12.20 In view of the above discussion, it is held that
i. Depreciation @ 50% of normal depreciation @ 80% on both solar plants will be allowed in AY 2014-15.
ii. Additional depreciation @ 50% of 20% is allowed for the 1 MW Solar Plant in AY 2014-15.
iii. No additional depreciation 20% is allowed on 160MW solar plant.
iv. After allowing depreciation as directed above in AY 2014-1 5, w.d.v of the block of assets will be carried forward to AY 2015-16.
v. Depreciation will be allowed in AY 2015-16 on the w.d.v brought forward from AY 2014-15.
12.21 The AO is directed to compute and allow depreciation in AYS 2014- 15 and 2015- 16 accordingly. Ground of objection is disposed off with above directions.”

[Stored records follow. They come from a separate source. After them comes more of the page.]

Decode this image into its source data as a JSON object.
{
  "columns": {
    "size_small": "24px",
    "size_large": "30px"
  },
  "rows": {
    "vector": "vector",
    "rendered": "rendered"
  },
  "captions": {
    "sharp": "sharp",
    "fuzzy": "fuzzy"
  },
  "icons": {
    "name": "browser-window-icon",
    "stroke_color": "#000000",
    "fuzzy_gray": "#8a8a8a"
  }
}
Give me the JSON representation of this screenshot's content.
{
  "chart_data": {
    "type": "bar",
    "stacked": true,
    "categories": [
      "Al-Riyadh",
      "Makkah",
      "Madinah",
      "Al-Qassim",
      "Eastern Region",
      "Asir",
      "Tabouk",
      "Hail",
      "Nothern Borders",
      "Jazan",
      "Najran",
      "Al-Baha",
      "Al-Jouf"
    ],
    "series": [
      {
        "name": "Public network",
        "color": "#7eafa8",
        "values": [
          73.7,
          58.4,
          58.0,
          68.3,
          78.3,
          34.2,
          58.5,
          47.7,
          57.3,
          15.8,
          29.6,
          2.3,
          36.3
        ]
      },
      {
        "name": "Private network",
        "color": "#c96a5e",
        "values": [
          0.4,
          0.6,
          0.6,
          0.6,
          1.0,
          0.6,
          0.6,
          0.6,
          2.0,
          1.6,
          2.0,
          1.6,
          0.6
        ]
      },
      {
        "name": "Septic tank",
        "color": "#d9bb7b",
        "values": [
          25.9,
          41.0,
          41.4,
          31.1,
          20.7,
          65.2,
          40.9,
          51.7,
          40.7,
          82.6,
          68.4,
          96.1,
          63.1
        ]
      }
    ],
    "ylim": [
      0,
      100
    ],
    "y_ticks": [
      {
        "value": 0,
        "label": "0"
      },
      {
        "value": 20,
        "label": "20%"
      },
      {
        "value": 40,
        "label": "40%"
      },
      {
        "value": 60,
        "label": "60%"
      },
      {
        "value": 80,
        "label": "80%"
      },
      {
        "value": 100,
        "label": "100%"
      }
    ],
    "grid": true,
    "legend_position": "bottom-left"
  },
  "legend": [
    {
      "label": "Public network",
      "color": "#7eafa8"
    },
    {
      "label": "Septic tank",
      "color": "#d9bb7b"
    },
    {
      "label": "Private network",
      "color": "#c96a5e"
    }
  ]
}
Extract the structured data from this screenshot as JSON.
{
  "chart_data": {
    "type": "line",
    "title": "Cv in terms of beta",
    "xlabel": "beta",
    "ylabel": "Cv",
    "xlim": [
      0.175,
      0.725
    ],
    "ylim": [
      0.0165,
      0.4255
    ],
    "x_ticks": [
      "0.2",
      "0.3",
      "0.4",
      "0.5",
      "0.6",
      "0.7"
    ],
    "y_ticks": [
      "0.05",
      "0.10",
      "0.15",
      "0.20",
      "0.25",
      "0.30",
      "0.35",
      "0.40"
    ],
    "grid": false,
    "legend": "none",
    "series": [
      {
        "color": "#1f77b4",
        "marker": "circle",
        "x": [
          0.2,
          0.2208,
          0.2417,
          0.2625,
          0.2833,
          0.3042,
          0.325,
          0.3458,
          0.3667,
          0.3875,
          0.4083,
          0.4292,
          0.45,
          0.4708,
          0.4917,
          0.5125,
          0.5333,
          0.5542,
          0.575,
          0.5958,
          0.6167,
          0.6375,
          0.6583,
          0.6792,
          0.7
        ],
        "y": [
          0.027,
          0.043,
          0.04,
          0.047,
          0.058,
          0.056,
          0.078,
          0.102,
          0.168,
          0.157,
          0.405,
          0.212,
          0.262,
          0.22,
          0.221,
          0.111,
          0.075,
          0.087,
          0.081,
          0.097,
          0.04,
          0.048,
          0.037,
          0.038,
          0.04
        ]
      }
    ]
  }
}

9. From the above finding, it is clear that the Ld. DRP rejected the claim on the premise that the Solar Power Plant is installed at the roof top of office building for captive use for office. However, the contention of the assessee has been that office building is part of factory premise and the electricity is used for factory only. Thus, authorities below grossly erred in appreciating the facts. The Solar Power Plant in question is of 160 Mega Watt capacity and even in the wildest of imagination, it cannot be presumed that this is installed for meeting the need of office only. We therefore, are of the considered view that authority below ought to have verified the fact by making field inquiry. Considering the fact that Solar Power Plant is of very high capacity and it is stated at bar that the office building is part of factory and electricity so generated is used for factory only. The issue is restored to the file of AO for verification. If the AO finds that the office is part of factory building and electricity is generated for captive use of factory. He would allow the depreciation as per provision of law. This ground of assessee’s appeal is allowed for statistical purposes.
10. In the result, the appeal of the assessee is partly allowed for statistical purposes.
Order pronounced in the open Court on 21st July, 2023.